The meiosis process is crucial for all organisms that are reproducing sexually because:

• The production of gametes contributes to maintaining an accurate total number of chromosomes in sexually reproduced organisms.
• It leads to the exchange of genes, resulting in genetic differences between species, through a process called crossing over. This variation plays a role in the evolution process.

Meiosis is a type of eukaryotic cell division, particularly in sexually reproducing animals. It forms four haploid daughter cells. The meiosis occurs in two steps: Meiosis I and meiosis II. It is an important process of gamete formation, maintenance of the number of chromosomes, and gene variation.

Also Read:

• Spermatogeneisis
• Oogeneisis

FAQs on Diagram of Meiosis

1. What is Meiosis?

The process of eukaryotic cell division that forms four haploid cells in a sexually reproducing organism is termed meiosis.
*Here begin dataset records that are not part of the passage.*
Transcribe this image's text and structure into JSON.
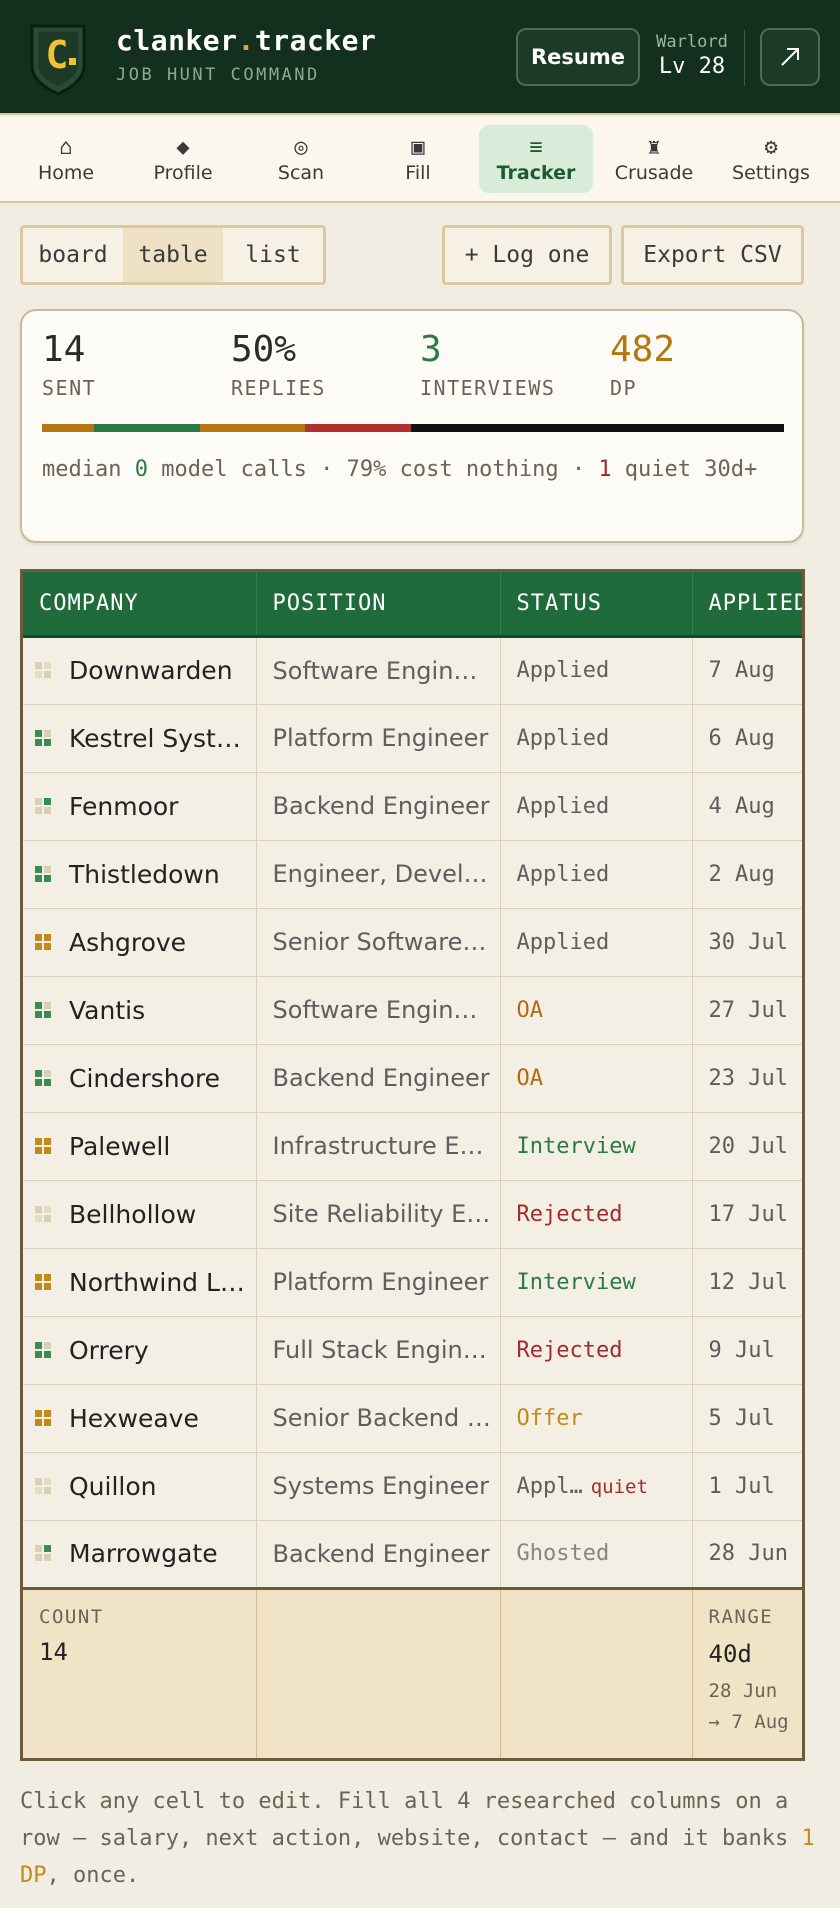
{
  "header": {
    "brand_name": "clanker",
    "brand_dot": ".",
    "brand_suffix": "tracker",
    "brand_subtitle": "JOB HUNT COMMAND",
    "logo_letter": "C",
    "resume_label": "Resume",
    "rank_title": "Warlord",
    "rank_level": "Lv 28"
  },
  "nav": {
    "items": [
      {
        "label": "Home",
        "icon": "home-icon",
        "glyph": "⌂"
      },
      {
        "label": "Profile",
        "icon": "diamond-icon",
        "glyph": "◆"
      },
      {
        "label": "Scan",
        "icon": "radar-icon",
        "glyph": "◎"
      },
      {
        "label": "Fill",
        "icon": "form-icon",
        "glyph": "▣"
      },
      {
        "label": "Tracker",
        "icon": "list-icon",
        "glyph": "≡",
        "active": true
      },
      {
        "label": "Crusade",
        "icon": "rook-icon",
        "glyph": "♜"
      },
      {
        "label": "Settings",
        "icon": "gear-icon",
        "glyph": "⚙"
      }
    ]
  },
  "toolbar": {
    "views": [
      "board",
      "table",
      "list"
    ],
    "active_view": "table",
    "log_label": "+ Log one",
    "export_label": "Export CSV"
  },
  "stats": {
    "sent_value": "14",
    "sent_label": "SENT",
    "replies_value": "50%",
    "replies_label": "REPLIES",
    "interviews_value": "3",
    "interviews_label": "INTERVIEWS",
    "dp_value": "482",
    "dp_label": "DP",
    "note_prefix": "median ",
    "note_calls": "0",
    "note_mid": " model calls · 79% cost nothing · ",
    "note_quiet": "1",
    "note_suffix": " quiet 30d+",
    "progress": [
      {
        "share": 0.07,
        "color": "#b5760f"
      },
      {
        "share": 0.143,
        "color": "#2c7a45"
      },
      {
        "share": 0.143,
        "color": "#b5760f"
      },
      {
        "share": 0.143,
        "color": "#b03030"
      },
      {
        "share": 0.504,
        "color": "#111111"
      }
    ]
  },
  "table": {
    "columns": [
      "COMPANY",
      "POSITION",
      "STATUS",
      "APPLIED"
    ],
    "rows": [
      {
        "company": "Downwarden",
        "position": "Software Engineer",
        "status": "Applied",
        "status_class": "st-applied",
        "applied": "7 Aug",
        "mark": "faded"
      },
      {
        "company": "Kestrel Systems",
        "position": "Platform Engineer",
        "status": "Applied",
        "status_class": "st-applied",
        "applied": "6 Aug",
        "mark": "green"
      },
      {
        "company": "Fenmoor",
        "position": "Backend Engineer",
        "status": "Applied",
        "status_class": "st-applied",
        "applied": "4 Aug",
        "mark": "green-faded"
      },
      {
        "company": "Thistledown",
        "position": "Engineer, Developer",
        "status": "Applied",
        "status_class": "st-applied",
        "applied": "2 Aug",
        "mark": "green"
      },
      {
        "company": "Ashgrove",
        "position": "Senior Software Engineer",
        "status": "Applied",
        "status_class": "st-applied",
        "applied": "30 Jul",
        "mark": "amber"
      },
      {
        "company": "Vantis",
        "position": "Software Engineer",
        "status": "OA",
        "status_class": "st-oa",
        "applied": "27 Jul",
        "mark": "green"
      },
      {
        "company": "Cindershore",
        "position": "Backend Engineer",
        "status": "OA",
        "status_class": "st-oa",
        "applied": "23 Jul",
        "mark": "green"
      },
      {
        "company": "Palewell",
        "position": "Infrastructure Engineer",
        "status": "Interview",
        "status_class": "st-interview",
        "applied": "20 Jul",
        "mark": "amber"
      },
      {
        "company": "Bellhollow",
        "position": "Site Reliability Engineer",
        "status": "Rejected",
        "status_class": "st-rejected",
        "applied": "17 Jul",
        "mark": "faded"
      },
      {
        "company": "Northwind Labs",
        "position": "Platform Engineer",
        "status": "Interview",
        "status_class": "st-interview",
        "applied": "12 Jul",
        "mark": "amber"
      },
      {
        "company": "Orrery",
        "position": "Full Stack Engineer",
        "status": "Rejected",
        "status_class": "st-rejected",
        "applied": "9 Jul",
        "mark": "green"
      },
      {
        "company": "Hexweave",
        "position": "Senior Backend Engineer",
        "status": "Offer",
        "status_class": "st-offer",
        "applied": "5 Jul",
        "mark": "amber"
      },
      {
        "company": "Quillon",
        "position": "Systems Engineer",
        "status": "Appl…",
        "status_class": "st-applied",
        "applied": "1 Jul",
        "mark": "faded",
        "quiet": "quiet"
      },
      {
        "company": "Marrowgate",
        "position": "Backend Engineer",
        "status": "Ghosted",
        "status_class": "st-ghosted",
        "applied": "28 Jun",
        "mark": "green-faded"
      }
    ],
    "footer": {
      "count_label": "COUNT",
      "count_value": "14",
      "range_label": "RANGE",
      "range_value": "40d",
      "range_from": "28 Jun",
      "range_to": "→ 7 Aug"
    }
  },
  "footer_note": {
    "prefix": "Click any cell to edit. Fill all 4 researched columns on a row — salary, next action, website, contact — and it banks ",
    "dp": "1 DP",
    "suffix": ", once."
  },
  "colors": {
    "header_bg": "#13301f",
    "accent_green": "#1f6b3c",
    "accent_amber": "#c48a18",
    "danger": "#a02c2c"
  }
}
2. What are the Two Main steps of Meiosis?

Meiosis occurs in two cycles which involve meiosis I and meiosis II. The cell division starts with interphase. Meiosis I and meiosis II each cycle involve Prophase, metaphase, anaphase, telophase, and cytokinesis.

3. Why Meiosis occurs only in Sexually Reproducing Animals?

The main function of meiosis is gamete or sex cell production. Hence, meiosis occurs only in sexually reproducing animals.

4. Meiosis is also known as?

Meiosis is also known as reduction division as it forms four daughter cells with a haploid number of chromosomes than the actual number of chromosomes in the mother cell.